Here in the UK we are building smart motorways that can support IoT devices that will utilise 5G networks to deliver autonomous driving and better monitoring of the roads.

We see endless discussion about smart cities, every one of which is predicated by a 5G network. 

Likewise we see smart factories, smart delivery by drone, etc. 

"Smart" has (for those who know the term "5G" to be a bit more than a news story about Huawei)  become synonymous with 5G in common vernacular.

These applications indisputably benefit from many of the capabilities that 5G brings: Lower contention, more devices connected in concentrated spaces. On top of this the fact that the architecture welcomes edge compute "in" the factory or "at" the roadside means that ultra low latency is no longer a thing of dreams. In a factory that outputs 1600 bottles of cola in a minute, being able to make a computational decision in 10ms rather than 100ms means a tenfold reduction in waste. Why wouldn't you?

Even more impressive is that if you can similarly make a braking decision for a car, or a "stop'' decision for a drone flight 90ms faster, then you are reducing real risk against life.

That is awesome, and if we go down that path, I get it. But these are NOT consumer-facing streaming applications.

Let us now look at the other group that i split my telco/carrier strategy focus into.

Information Society

I use this group to collect information that is exchanged by humans. It is the very reason that the telcos and carriers have seen unprecedented growth since the late 1800s. 

To further collect the groups of applications that drive this network growth, I am going to use a very simple model that looks at the applications that run on the networks with regard to delivery of information. These applications are the very capabilities that the content delivery networks provide. 

Every CDN product or service will fit into one of the following models:

  • One-to-one: For example a telegram, a phone call, a fax, or a BBS connection.
  • One-to-many: TV, radio and satellite (and most cable) broadcast networks, OTT services, webcasts, webpages, RSS feeds, and so on.
  • Many-to-many: Consumers may stream multiple services at the same time, some over the same access network, but most of these services will arrive with audiences from many different networks behind our access network; it may be that audiences watch TV over the air, stream OTT on their DSL, and refresh Twitter over their wi-fi all at the same time.
  • Many-to-one: This is futurist, but can be seen emerging in aggregator MCRs, NOCs, and playout facilities, and on a micro scale on a video vision mixer: many images arrive at one location at the same time.

So how applicable is 5G to each of these models? 

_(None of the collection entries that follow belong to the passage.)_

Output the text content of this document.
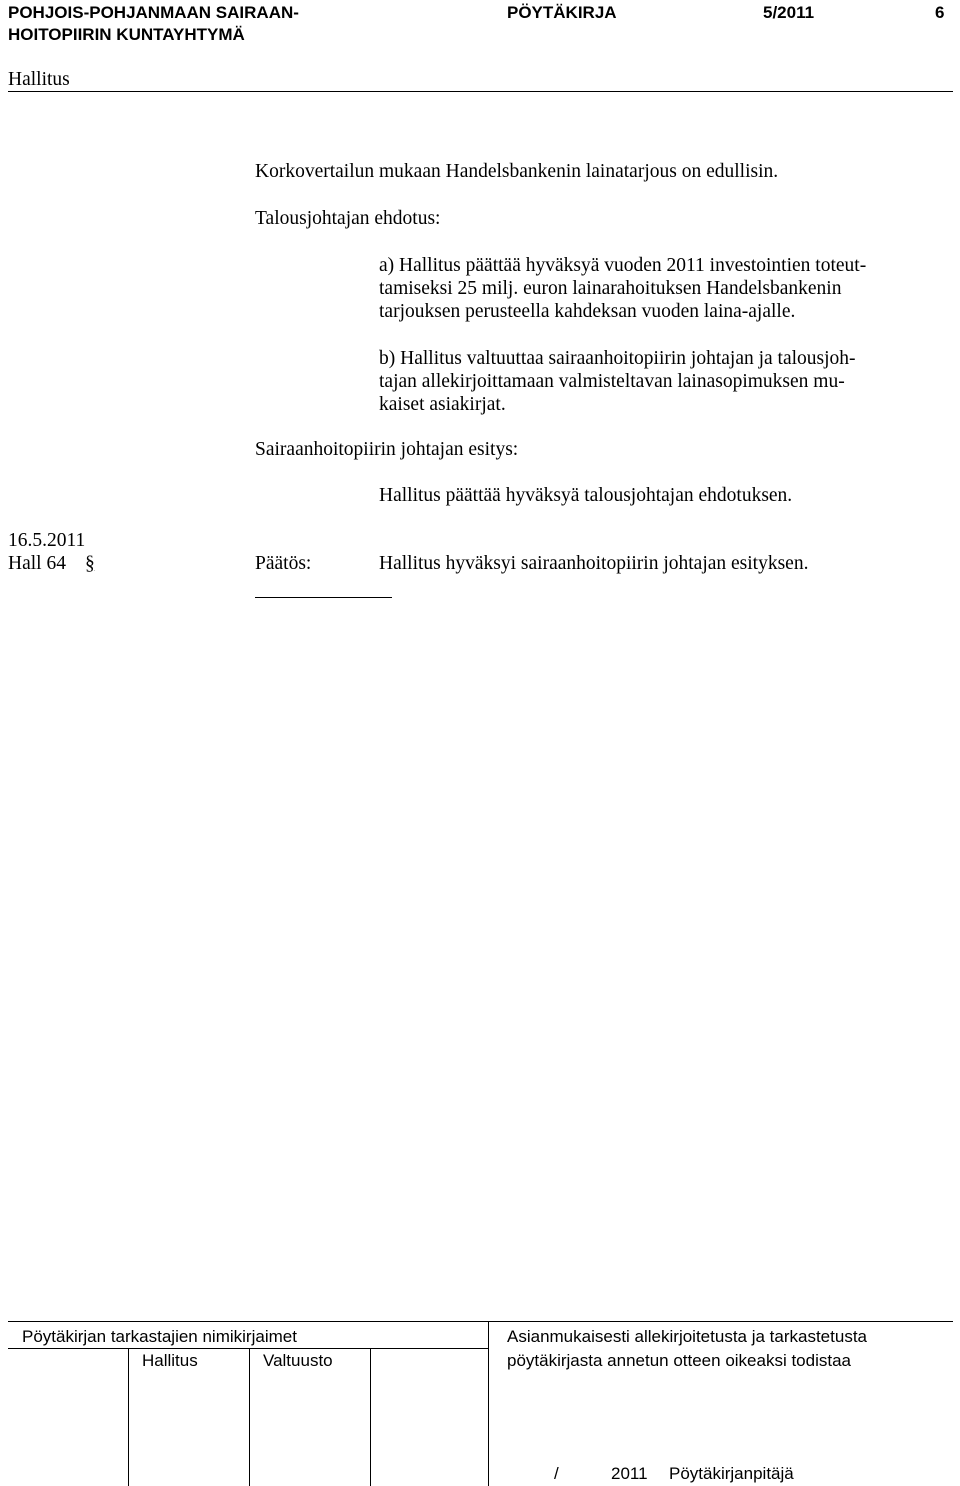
POHJOIS-POHJANMAAN SAIRAAN-
HOITOPIIRIN KUNTAYHTYMÄ
PÖYTÄKIRJA	5/2011	6
Hallitus
Korkovertailun mukaan Handelsbankenin lainatarjous on edullisin.
Talousjohtajan ehdotus:
a) Hallitus päättää hyväksyä vuoden 2011 investointien toteut-
tamiseksi 25 milj. euron lainarahoituksen Handelsbankenin
tarjouksen perusteella kahdeksan vuoden laina-ajalle.
b) Hallitus valtuuttaa sairaanhoitopiirin johtajan ja talousjoh-
tajan allekirjoittamaan valmisteltavan lainasopimuksen mu-
kaiset asiakirjat.
Sairaanhoitopiirin johtajan esitys:
Hallitus päättää hyväksyä talousjohtajan ehdotuksen.
16.5.2011
Hall 64 §	Päätös:	Hallitus hyväksyi sairaanhoitopiirin johtajan esityksen.
Pöytäkirjan tarkastajien nimikirjaimet
Hallitus	Valtuusto
Asianmukaisesti allekirjoitetusta ja tarkastetusta
pöytäkirjasta annetun otteen oikeaksi todistaa
/	2011 Pöytäkirjanpitäjä
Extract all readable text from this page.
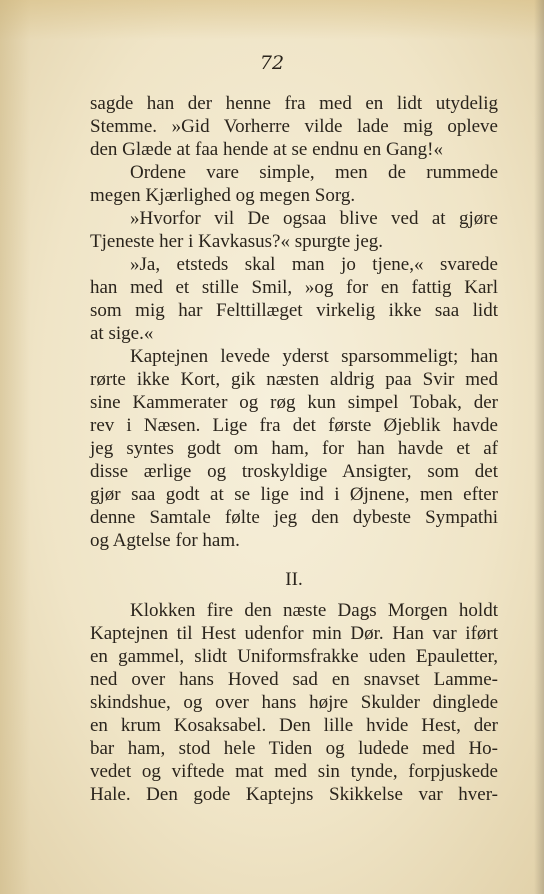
72
sagde han der henne fra med en lidt utydelig
Stemme. »Gid Vorherre vilde lade mig opleve
den Glæde at faa hende at se endnu en Gang!«
Ordene vare simple, men de rummede
megen Kjærlighed og megen Sorg.
»Hvorfor vil De ogsaa blive ved at gjøre
Tjeneste her i Kavkasus?« spurgte jeg.
»Ja, etsteds skal man jo tjene,« svarede
han med et stille Smil, »og for en fattig Karl
som mig har Felttillæget virkelig ikke saa lidt
at sige.«
Kaptejnen levede yderst sparsommeligt; han
rørte ikke Kort, gik næsten aldrig paa Svir med
sine Kammerater og røg kun simpel Tobak, der
rev i Næsen. Lige fra det første Øjeblik havde
jeg syntes godt om ham, for han havde et af
disse ærlige og troskyldige Ansigter, som det
gjør saa godt at se lige ind i Øjnene, men efter
denne Samtale følte jeg den dybeste Sympathi
og Agtelse for ham.
II.
Klokken fire den næste Dags Morgen holdt
Kaptejnen til Hest udenfor min Dør. Han var iført
en gammel, slidt Uniformsfrakke uden Epauletter,
ned over hans Hoved sad en snavset Lamme-
skindshue, og over hans højre Skulder dinglede
en krum Kosaksabel. Den lille hvide Hest, der
bar ham, stod hele Tiden og ludede med Ho-
vedet og viftede mat med sin tynde, forpjuskede
Hale. Den gode Kaptejns Skikkelse var hver-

I would argue that throughput is a commercial issue, and there are a number of ways to address this. 5G is not a panacea for the reasons I outlined at the start of the article. 

Edge compute is useful to the CDN and the content publisher, but in those models I would argue that the operation of the business is a type of industrial automation, and so the edge compute benefits are largely helping the telco and carrier or CDN rather than the consumer (beyond facilitating the delivery of the content at a high quality).

Density of devices really doesn't add up. 5G solves a problem we don't really have—wherever there will be good 5G connectivity the consumer will usually be able to watch a stream on a fixed wired/fibre-connected device. Obviously there will be folks who are mobile who want to stream, but I am far from a believer that there are people on the commuter train wishing they could stream more. The issue is access, not throughput, and again I have spoken about access and how much investment 5G has to make to even dream of parity with 4G let alone surpass it. I do not consider access or density of device connection and resulting contention to be a USP for 5G as far as streaming is concerned.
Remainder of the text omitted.